= Conversio Virium =

Columbia University BDSM group

Conversio Virium (CV), was one of the oldest university student-run BDSM education groups in the United States. It was the central Columbia University student organization that represented the college's collective population who engage in consensual BDSM and related activities. CV was a not-for-profit group that advocated strongly for freedom of sexual self-expression and was particularly concerned with creating a safe and welcoming environment for young people to explore their interest in alternative sexual practices, especially consensual sexual dominance and submission (D/s).
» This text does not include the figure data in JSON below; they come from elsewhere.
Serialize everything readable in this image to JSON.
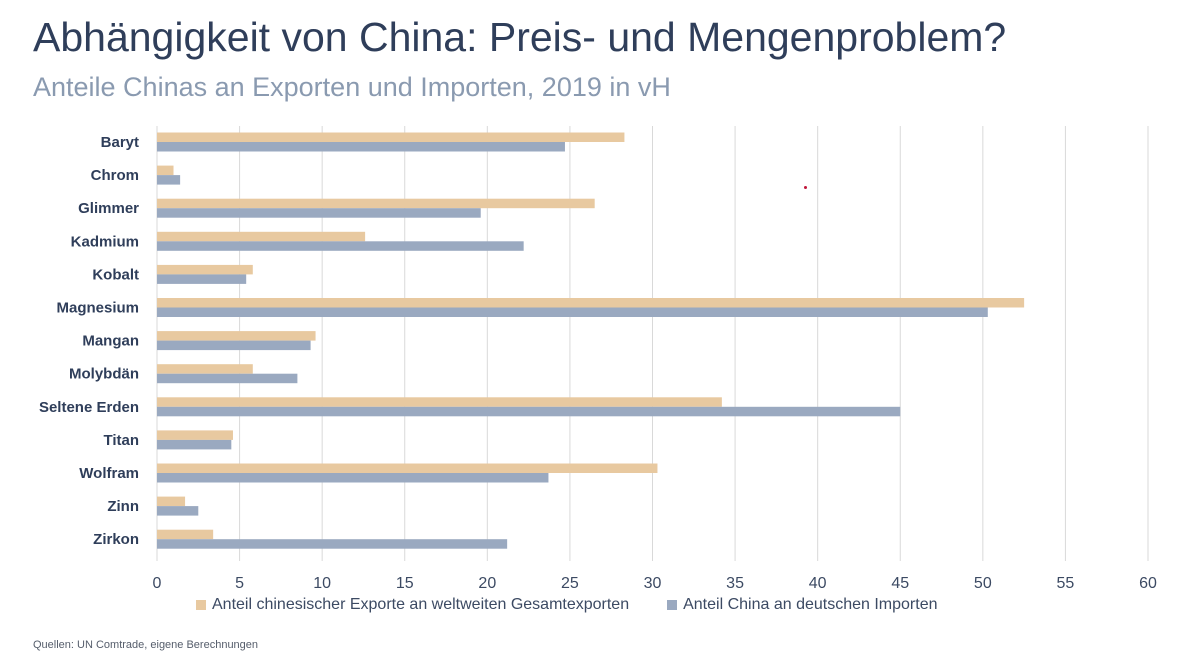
{
  "title": "Abhängigkeit von China: Preis- und Mengenproblem?",
  "subtitle": "Anteile Chinas an Exporten und Importen, 2019 in vH",
  "source": "Quellen: UN Comtrade, eigene Berechnungen",
  "colors": {
    "exports": "#e8c9a0",
    "imports": "#9aa9c0",
    "grid": "#d9d9d9",
    "text": "#2f3e5a"
  },
  "chart_data": {
    "type": "bar",
    "orientation": "horizontal",
    "categories": [
      "Baryt",
      "Chrom",
      "Glimmer",
      "Kadmium",
      "Kobalt",
      "Magnesium",
      "Mangan",
      "Molybdän",
      "Seltene Erden",
      "Titan",
      "Wolfram",
      "Zinn",
      "Zirkon"
    ],
    "series": [
      {
        "name": "Anteil chinesischer Exporte an weltweiten Gesamtexporten",
        "values": [
          28.3,
          1.0,
          26.5,
          12.6,
          5.8,
          52.5,
          9.6,
          5.8,
          34.2,
          4.6,
          30.3,
          1.7,
          3.4
        ]
      },
      {
        "name": "Anteil China an deutschen Importen",
        "values": [
          24.7,
          1.4,
          19.6,
          22.2,
          5.4,
          50.3,
          9.3,
          8.5,
          45.0,
          4.5,
          23.7,
          2.5,
          21.2
        ]
      }
    ],
    "xlim": [
      0,
      60
    ],
    "xticks": [
      0,
      5,
      10,
      15,
      20,
      25,
      30,
      35,
      40,
      45,
      50,
      55,
      60
    ],
    "grid": "vertical",
    "legend_position": "bottom"
  }
}
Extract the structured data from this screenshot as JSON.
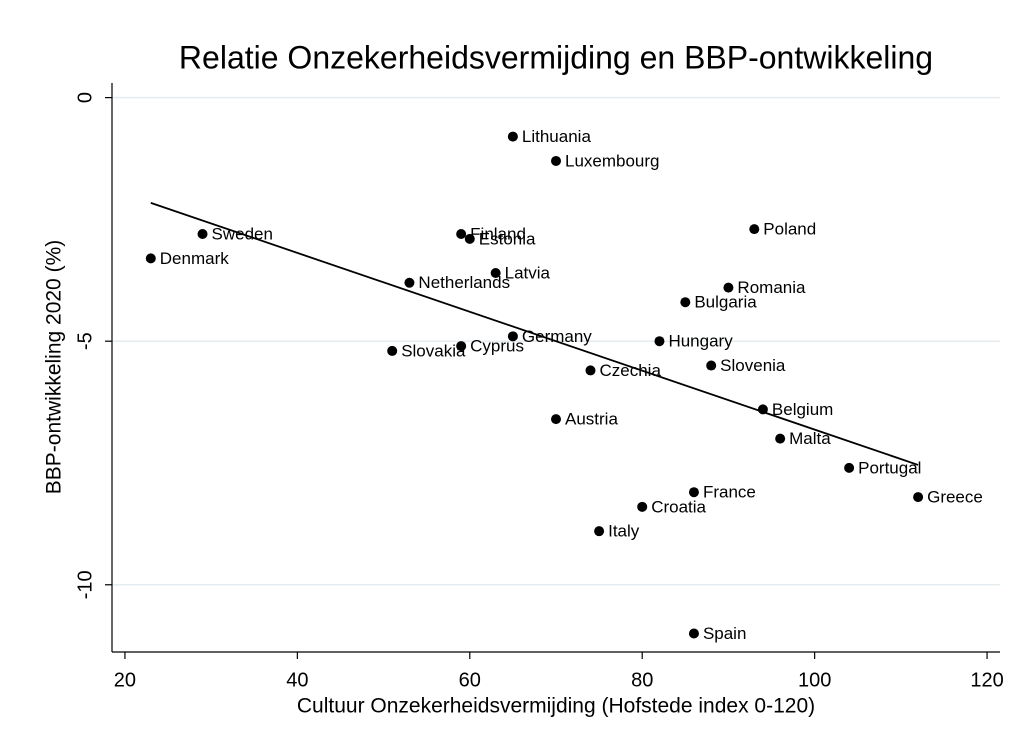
{
  "chart_data": {
    "type": "scatter",
    "title": "Relatie Onzekerheidsvermijding en BBP-ontwikkeling",
    "xlabel": "Cultuur Onzekerheidsvermijding (Hofstede index 0-120)",
    "ylabel": "BBP-ontwikkeling 2020 (%)",
    "labels": [
      "Lithuania",
      "Luxembourg",
      "Sweden",
      "Denmark",
      "Finland",
      "Estonia",
      "Latvia",
      "Netherlands",
      "Poland",
      "Romania",
      "Bulgaria",
      "Germany",
      "Hungary",
      "Cyprus",
      "Slovakia",
      "Czechia",
      "Slovenia",
      "Austria",
      "Belgium",
      "Malta",
      "Portugal",
      "France",
      "Greece",
      "Croatia",
      "Italy",
      "Spain"
    ],
    "x": [
      65,
      70,
      29,
      23,
      59,
      60,
      63,
      53,
      93,
      90,
      85,
      65,
      82,
      59,
      51,
      74,
      88,
      70,
      94,
      96,
      104,
      86,
      112,
      80,
      75,
      86
    ],
    "values": [
      -0.8,
      -1.3,
      -2.8,
      -3.3,
      -2.8,
      -2.9,
      -3.6,
      -3.8,
      -2.7,
      -3.9,
      -4.2,
      -4.9,
      -5.0,
      -5.1,
      -5.2,
      -5.6,
      -5.5,
      -6.6,
      -6.4,
      -7.0,
      -7.6,
      -8.1,
      -8.2,
      -8.4,
      -8.9,
      -11.0
    ],
    "color": "#000000",
    "fit": {
      "x": [
        23,
        112
      ],
      "y": [
        -2.16,
        -7.54
      ]
    },
    "xlim": [
      18.5,
      121.5
    ],
    "ylim": [
      0.3,
      -11.38
    ],
    "xticks": [
      20,
      40,
      60,
      80,
      100,
      120
    ],
    "yticks": [
      0,
      -5,
      -10
    ],
    "grid": true
  }
}
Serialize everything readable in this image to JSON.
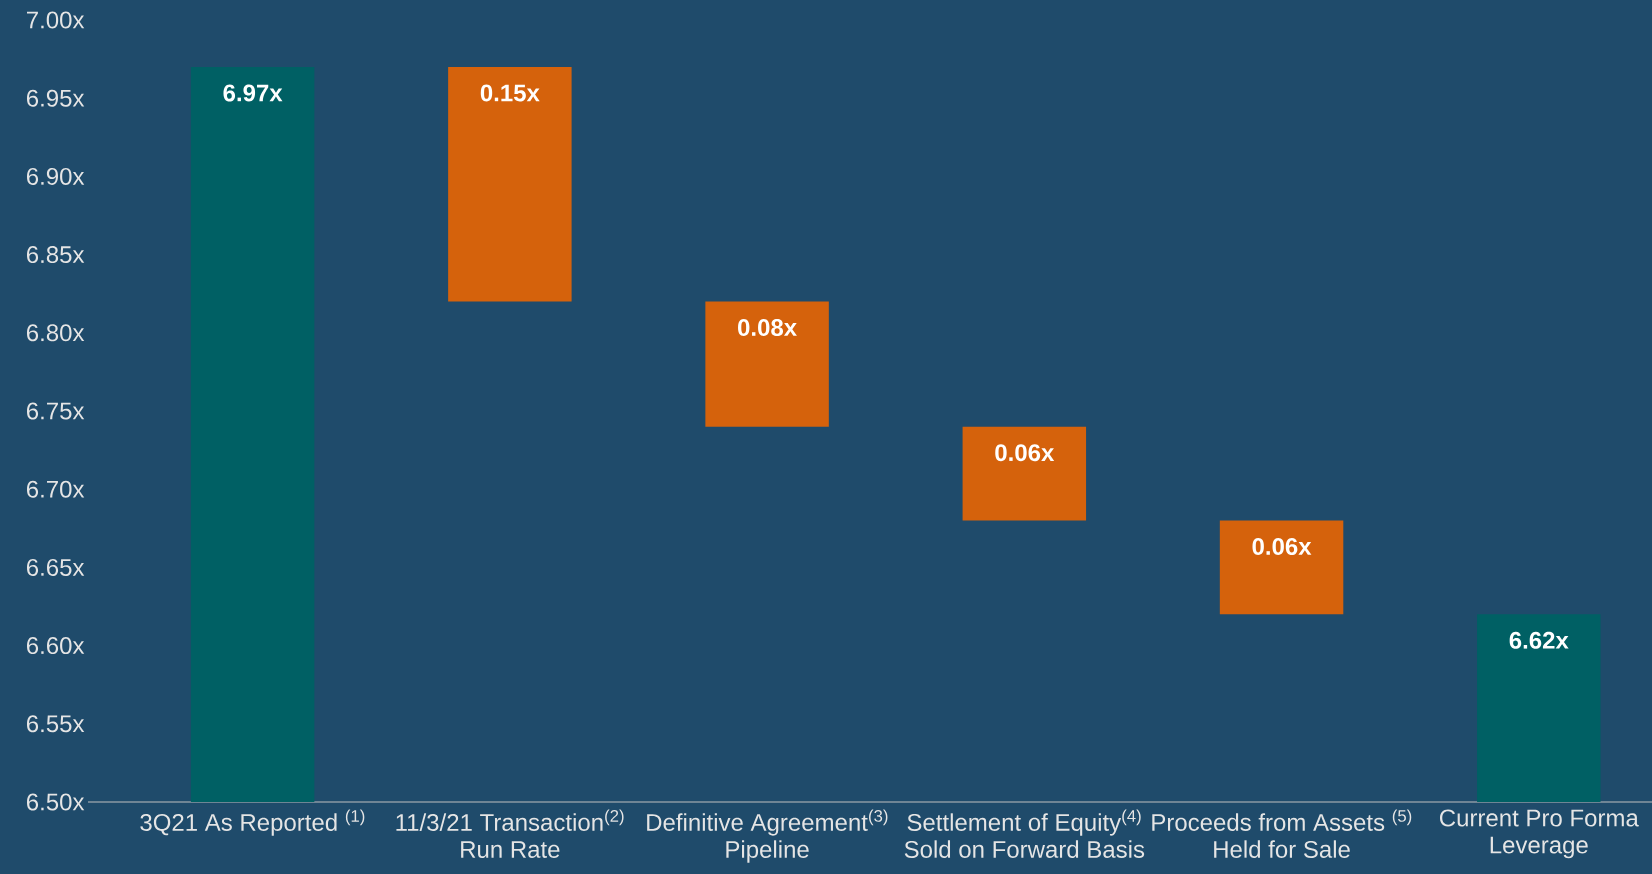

CV participated in many of New York City's sexuality community events alongside similar organizations such as The Eulenspiegel Society.

==History==
In 1994, soon after Conversio Virium's inception, a Columbia University Christian group accused CV of violating its own constitution and as a result the university expelled CV from its grounds. The accusations were eventually proven untrue and CV was reinstated as an official Columbia University student organization. In the process, CV gained many allies from both the BDSM community and elsewhere, including Robert B. Chatelle, board member of the National Writers Union at the time, who wrote to CV offering support.

In 2007, Conversio Virium made national television headlines when Fox News invited Ann Coulter to comment on an article published in the New York Daily News about the university's sex clubs called Wild Sex 101, in which the club and the university was criticized.

Conversio Virium's records are housed at the Leather Archives & Museum in Chicago.

In 2018 the club folded, before being revived in 2023. As of December 4, 2025, Conversio Virium is not listed on Columbia University's website as an existing student group.